人間が日中に Claude Code を使う枠は守られます。
2. 暴走時の安全弁ができる
Extra usage(超過従量課金)を OFF にしておけば、自動化が暴走しても請求が爆発しません。
クレジット枯渇で止まるだけなので、予算管理がしやすくなります。
3. GitHub Actions が定額の範囲に収まる
$20〜$200/月の予算で CI/CD 連携が運用できるようになります。
悪くなったこと / 注意点
1. 天井が明確になる
「サブスク枠の中でなんとかなってた」ものが、$20/$100/$200 という明確な上限に変わります。
重い SDK ワークロードを回している人は実質的に枠が減る可能性があります。
2. 繰り越し不可・プール不可
使わなかった分は消えます。チームメンバー間で融通もできません。
3. 自分でメールから opt-in する必要がある
自動でもらえるわけじゃなく、Anthropic からのメールで claim 操作が必要です。
見逃すとクレジットがもらえないので注意!
4. クレジットが USD 建て・トークン換算が不透明
実際に何回 SDK を呼べるかはモデル選択(Opus / Sonnet / Haiku)とトークン量次第。
API 価格表で事前に見積もっておくのが吉です。
5. Extra usage を OFF にしていると本番が止まる
「予算厳守なので OFF にしよう」→「本番の自動化が突然止まった」になりかねないので、設計が必要です。
/loop のような自動実行スキルは定額?従量?
/loop は指定した間隔でプロンプトを繰り返し実行し続ける自動実行系のスキルです。
一晩中回したり、定期タスクとして仕込んだりする使い方が多く、トークン消費がかさみやすいのが特徴です。
「こういう自動実行スキルって定額ですか?従量ですか?」
結論:「定額か従量か」はスキル自体ではなく、どこから実行するかで決まります。
| 実行モード | 〜6/14 | 6/15〜 |
|---|---|---|
| 対話 Claude Code(ターミナル / IDE) | サブスク枠(定額) | サブスク枠(定額) ← 変わらず |
claude -p(headless) |
サブスク枠(定額) | 月次クレジット + 枯渇後は従量 |
| Agent SDK / autopilot 経由 | サブスク枠(定額) | 月次クレジット + 枯渇後は従量 |
ターミナルで自分で /loop を打って回すなら 6/15 以降も定額のまま。
一方、claude -p や autopilot に仕込んで自動実行させているなら、6/15 以降は月次クレジットを消費します。
/loop は長時間・繰り返し動作するため、autopilot 経由で使っている場合は特にクレジットの消費ペースに注意が必要です。
6/15 までにやること
- Anthropic からの案内メールを受け取れる状態にしておく
- メールが届いたら one-time opt-in でクレジットを claim する(これ重要)
-
現在使っている Agent SDK /
claude -p/ GitHub Actions を棚卸しする - 月間使用量を USD で概算して、クレジット枠($20/$100/$200)に収まるか確認
-
Extra usage を ON にするか OFF にするかを決める
- 本番が止まると困る → ON にして請求監視も設定する
- 実験用・予算厳守 → OFF でクレジット枯渇で止まる設計にする
6/15 以降にやること
- 月次クレジット消費の monitoring を入れる(残額 0 で止まるので)

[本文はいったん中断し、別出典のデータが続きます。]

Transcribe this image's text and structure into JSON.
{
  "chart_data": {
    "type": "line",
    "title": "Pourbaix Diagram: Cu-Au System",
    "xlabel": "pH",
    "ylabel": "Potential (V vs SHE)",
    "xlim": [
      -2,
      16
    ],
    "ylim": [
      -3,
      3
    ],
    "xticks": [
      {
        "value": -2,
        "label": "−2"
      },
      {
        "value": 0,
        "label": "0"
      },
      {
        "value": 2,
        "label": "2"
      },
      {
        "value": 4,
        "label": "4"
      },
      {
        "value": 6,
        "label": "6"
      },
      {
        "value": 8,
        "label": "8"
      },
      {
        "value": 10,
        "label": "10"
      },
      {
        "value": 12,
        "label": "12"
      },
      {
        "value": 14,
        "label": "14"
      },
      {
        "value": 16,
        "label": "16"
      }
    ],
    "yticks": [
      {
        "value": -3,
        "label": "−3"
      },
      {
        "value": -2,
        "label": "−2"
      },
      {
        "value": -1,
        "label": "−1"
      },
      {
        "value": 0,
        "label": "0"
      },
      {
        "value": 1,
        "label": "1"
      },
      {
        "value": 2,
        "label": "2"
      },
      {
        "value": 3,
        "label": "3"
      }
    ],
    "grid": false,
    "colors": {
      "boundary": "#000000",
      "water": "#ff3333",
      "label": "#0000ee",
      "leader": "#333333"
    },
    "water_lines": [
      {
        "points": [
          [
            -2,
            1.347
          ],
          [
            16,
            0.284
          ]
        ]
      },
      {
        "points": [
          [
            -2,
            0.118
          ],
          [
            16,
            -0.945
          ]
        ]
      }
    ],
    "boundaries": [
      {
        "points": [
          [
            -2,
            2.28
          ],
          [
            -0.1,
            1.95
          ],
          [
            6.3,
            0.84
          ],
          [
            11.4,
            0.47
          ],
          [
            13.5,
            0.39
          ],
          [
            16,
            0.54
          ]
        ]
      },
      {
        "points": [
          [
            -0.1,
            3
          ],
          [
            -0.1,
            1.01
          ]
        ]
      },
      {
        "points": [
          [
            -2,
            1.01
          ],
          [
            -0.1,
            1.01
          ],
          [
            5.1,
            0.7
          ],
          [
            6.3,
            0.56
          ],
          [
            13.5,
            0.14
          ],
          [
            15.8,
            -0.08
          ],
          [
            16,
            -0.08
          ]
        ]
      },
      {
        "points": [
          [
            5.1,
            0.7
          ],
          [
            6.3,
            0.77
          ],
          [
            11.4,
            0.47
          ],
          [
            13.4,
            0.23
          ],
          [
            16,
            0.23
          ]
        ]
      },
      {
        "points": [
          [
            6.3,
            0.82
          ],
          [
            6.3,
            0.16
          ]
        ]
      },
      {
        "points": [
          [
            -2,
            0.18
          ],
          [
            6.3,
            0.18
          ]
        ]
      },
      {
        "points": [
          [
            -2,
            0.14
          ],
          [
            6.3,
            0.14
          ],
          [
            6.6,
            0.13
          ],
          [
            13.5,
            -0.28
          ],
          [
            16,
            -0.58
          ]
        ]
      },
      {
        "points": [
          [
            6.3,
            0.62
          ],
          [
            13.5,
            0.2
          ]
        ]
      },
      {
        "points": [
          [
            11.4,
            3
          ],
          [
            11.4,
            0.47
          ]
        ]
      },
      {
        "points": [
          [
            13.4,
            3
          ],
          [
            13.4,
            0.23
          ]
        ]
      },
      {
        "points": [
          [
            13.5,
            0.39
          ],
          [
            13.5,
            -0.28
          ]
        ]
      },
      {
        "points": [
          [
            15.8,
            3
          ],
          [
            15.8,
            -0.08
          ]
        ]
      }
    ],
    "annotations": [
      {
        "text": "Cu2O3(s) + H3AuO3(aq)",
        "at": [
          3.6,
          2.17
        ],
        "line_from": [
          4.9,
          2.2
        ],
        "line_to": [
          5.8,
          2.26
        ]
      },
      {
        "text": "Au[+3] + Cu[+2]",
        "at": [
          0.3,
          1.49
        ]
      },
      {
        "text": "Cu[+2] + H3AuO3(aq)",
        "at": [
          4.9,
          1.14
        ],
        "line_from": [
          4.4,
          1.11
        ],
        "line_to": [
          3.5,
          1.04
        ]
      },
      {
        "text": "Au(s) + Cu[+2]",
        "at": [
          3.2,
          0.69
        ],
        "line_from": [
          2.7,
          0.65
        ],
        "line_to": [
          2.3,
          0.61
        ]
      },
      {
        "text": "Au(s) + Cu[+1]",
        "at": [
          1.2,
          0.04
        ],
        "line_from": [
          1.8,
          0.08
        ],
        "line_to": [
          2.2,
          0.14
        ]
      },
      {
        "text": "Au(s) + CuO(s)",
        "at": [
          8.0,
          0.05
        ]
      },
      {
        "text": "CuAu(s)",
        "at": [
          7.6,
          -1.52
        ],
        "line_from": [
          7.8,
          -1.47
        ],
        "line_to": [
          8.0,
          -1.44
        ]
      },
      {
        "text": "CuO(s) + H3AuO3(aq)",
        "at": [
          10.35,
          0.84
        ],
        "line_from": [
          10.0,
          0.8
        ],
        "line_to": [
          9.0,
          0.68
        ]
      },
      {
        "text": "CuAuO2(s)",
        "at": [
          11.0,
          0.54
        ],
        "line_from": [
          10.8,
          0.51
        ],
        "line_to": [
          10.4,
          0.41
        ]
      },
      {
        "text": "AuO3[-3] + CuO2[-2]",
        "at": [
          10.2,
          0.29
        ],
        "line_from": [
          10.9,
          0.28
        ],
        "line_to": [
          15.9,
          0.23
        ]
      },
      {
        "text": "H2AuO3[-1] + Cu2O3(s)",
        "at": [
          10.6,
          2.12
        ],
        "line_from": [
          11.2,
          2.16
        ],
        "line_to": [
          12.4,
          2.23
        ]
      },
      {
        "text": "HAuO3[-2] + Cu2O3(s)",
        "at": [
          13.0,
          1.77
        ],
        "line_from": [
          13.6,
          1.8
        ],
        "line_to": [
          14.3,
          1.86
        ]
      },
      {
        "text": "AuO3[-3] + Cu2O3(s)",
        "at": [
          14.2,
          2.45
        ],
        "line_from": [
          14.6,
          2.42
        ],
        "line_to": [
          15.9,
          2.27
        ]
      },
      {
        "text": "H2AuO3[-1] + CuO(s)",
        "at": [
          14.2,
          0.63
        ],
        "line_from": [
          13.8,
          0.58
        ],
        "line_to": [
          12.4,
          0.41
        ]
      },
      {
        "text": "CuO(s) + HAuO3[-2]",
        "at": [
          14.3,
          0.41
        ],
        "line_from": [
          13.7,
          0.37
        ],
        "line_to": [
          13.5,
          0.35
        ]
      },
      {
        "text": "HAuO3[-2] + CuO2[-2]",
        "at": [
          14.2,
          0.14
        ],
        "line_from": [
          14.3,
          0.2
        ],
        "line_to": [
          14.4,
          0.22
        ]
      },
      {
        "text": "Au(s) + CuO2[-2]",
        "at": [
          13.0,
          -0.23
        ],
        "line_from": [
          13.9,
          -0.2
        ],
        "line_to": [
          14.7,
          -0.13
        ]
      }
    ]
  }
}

- 自動化で使うモデルを見直す(Opus ばっかりだとすぐ消える。Haiku / Sonnet で賄えないか検討)
-
対話 Claude Code と
claude -pを混在させないよう運用を分ける - 月末に未使用クレジットが消えないよう、ワークロードを平準化する
- 6/15 以降の Usage ダッシュボードでクレジット消費 / 超過分を確認
これだけやっとけば OK
6/15 までに「届いた案内メールから一回だけ opt-in」+「Extra usage の ON/OFF を決める」だけ。
残りは Anthropic 側で自動的に月次クレジット制に移行してくれます。